After laying, she re-fills the nest with sand, re-sculpting and smoothing the surface, and then camouflaging the nest with vegetation until it is relatively undetectable visually. The whole process takes thirty to sixty minutes. She then returns to the ocean, leaving the eggs untended.

Females may lay 1-8 clutches in a single season.

The eggs will incubate for 50 to 60 days.

Temperature determines the gender of the baby turtles. Female will be born if the temperature of the egg is high and male if the temperature of the egg is low.

The eggs in one nest hatch together over a short period of time. The baby turtles break free of the egg shell, dig through the sand, and crawl into the sea. Most species of Sea Turtles hatch at night.

sea turtle babies

Adult sea turtles have a few predators, mostly large sharks. Tiger sharks, in particular, are known for eating sea turtles. Killer whales have been known to prey on leatherback turtles. Fish, dogs, seabirds, raccoons, ghost crabs, and other predators prey on eggs and hatchlings.

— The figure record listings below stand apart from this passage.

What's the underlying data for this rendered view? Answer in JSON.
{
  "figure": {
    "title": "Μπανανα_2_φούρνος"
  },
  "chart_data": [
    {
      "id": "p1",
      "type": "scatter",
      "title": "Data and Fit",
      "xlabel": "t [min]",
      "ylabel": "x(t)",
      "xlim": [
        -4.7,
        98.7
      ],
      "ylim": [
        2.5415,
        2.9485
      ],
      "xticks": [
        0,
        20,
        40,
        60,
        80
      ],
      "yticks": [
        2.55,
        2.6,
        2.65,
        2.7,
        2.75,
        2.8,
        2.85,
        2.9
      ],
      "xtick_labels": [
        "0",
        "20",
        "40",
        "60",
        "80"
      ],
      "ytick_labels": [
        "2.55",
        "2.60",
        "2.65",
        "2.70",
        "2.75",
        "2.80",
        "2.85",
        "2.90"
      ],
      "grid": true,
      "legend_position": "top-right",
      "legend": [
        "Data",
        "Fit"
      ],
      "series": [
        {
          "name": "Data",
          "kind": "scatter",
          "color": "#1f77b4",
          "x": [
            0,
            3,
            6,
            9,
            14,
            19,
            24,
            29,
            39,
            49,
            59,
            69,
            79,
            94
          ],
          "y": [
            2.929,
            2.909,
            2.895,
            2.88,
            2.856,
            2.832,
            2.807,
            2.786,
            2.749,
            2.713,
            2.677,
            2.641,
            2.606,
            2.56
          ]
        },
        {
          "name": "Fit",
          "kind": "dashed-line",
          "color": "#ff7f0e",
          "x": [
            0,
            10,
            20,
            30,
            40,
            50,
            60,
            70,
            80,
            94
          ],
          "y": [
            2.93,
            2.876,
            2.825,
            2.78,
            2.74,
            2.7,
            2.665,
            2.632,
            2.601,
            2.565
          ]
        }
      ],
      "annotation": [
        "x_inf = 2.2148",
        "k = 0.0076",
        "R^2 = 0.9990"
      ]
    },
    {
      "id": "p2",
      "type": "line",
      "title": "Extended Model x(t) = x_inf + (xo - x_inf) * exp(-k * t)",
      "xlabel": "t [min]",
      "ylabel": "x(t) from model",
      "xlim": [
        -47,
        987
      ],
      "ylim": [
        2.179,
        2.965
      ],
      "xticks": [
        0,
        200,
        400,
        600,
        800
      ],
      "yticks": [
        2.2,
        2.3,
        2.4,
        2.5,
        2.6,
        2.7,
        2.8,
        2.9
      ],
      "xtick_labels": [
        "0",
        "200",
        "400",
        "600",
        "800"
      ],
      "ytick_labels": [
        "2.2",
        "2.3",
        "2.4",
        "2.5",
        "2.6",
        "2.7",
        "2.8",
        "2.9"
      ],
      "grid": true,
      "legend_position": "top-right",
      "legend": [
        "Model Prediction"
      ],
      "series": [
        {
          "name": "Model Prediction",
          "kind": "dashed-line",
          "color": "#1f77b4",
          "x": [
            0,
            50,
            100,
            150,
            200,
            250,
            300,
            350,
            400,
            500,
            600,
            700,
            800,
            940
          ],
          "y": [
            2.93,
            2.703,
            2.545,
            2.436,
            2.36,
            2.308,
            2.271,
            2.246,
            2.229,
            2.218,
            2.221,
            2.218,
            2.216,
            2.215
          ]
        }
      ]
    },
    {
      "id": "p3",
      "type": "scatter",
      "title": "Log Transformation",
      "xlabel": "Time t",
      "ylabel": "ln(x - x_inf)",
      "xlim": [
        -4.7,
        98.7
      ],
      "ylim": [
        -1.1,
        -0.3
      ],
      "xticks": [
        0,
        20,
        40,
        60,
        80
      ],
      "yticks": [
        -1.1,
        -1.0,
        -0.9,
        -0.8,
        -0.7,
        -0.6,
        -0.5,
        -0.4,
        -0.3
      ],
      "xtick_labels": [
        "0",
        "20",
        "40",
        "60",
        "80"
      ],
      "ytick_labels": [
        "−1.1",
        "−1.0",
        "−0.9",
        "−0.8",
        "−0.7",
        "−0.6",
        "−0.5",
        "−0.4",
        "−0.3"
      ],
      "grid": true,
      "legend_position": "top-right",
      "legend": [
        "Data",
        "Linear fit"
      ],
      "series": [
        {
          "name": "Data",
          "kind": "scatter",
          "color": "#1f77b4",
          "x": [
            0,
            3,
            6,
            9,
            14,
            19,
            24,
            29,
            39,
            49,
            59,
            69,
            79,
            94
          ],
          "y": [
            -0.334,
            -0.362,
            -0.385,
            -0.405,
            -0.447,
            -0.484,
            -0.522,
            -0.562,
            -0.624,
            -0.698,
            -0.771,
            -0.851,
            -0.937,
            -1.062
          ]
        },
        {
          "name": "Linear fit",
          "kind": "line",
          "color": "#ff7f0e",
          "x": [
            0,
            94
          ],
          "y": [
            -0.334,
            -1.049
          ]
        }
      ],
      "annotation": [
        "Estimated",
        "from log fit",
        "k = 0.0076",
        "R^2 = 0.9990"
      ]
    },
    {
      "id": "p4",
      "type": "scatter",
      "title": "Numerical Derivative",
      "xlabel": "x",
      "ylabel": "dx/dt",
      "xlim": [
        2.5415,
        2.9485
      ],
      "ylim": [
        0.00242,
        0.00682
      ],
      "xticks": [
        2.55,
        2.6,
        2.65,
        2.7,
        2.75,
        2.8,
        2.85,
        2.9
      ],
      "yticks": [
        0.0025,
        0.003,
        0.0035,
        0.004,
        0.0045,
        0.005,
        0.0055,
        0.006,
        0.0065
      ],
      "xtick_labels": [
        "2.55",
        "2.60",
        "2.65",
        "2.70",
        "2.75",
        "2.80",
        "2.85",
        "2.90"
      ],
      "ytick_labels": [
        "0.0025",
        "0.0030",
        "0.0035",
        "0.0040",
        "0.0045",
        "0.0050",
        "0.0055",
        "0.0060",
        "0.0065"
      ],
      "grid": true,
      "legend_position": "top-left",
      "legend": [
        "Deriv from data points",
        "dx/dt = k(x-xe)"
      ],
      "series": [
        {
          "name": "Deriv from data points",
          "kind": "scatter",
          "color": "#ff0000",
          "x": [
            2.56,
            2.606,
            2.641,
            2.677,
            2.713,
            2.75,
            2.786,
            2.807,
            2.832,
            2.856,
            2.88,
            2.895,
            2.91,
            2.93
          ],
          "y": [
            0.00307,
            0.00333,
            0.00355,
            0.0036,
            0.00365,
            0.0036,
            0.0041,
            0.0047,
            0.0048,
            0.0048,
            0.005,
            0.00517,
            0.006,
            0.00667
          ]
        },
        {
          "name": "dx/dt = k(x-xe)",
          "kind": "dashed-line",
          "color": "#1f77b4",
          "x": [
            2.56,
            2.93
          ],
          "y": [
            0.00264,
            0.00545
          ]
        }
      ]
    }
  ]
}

5 of the 7 species are endangered with the Olive Ridley considered vulnerable while the status of the Flatback is unknown.Slaughtered for their eggs, meat, skin and shells, sea turtles suffer from poaching and over-exploitation. They also face habitat destruction and accidental capture in fishing gear. Climate change has an impact on turtle nesting sites.

Sea turtles have been around for more than 100 million years and are among the oldest creatures on earth.

Some research suggests that sea turtles have the ability to detect magnetic fields and can calculate latitude and longitude but further studies are needed to confirm this.

Males never leave the ocean, while females will come ashore to lay their eggs on sandy beaches during the nesting season.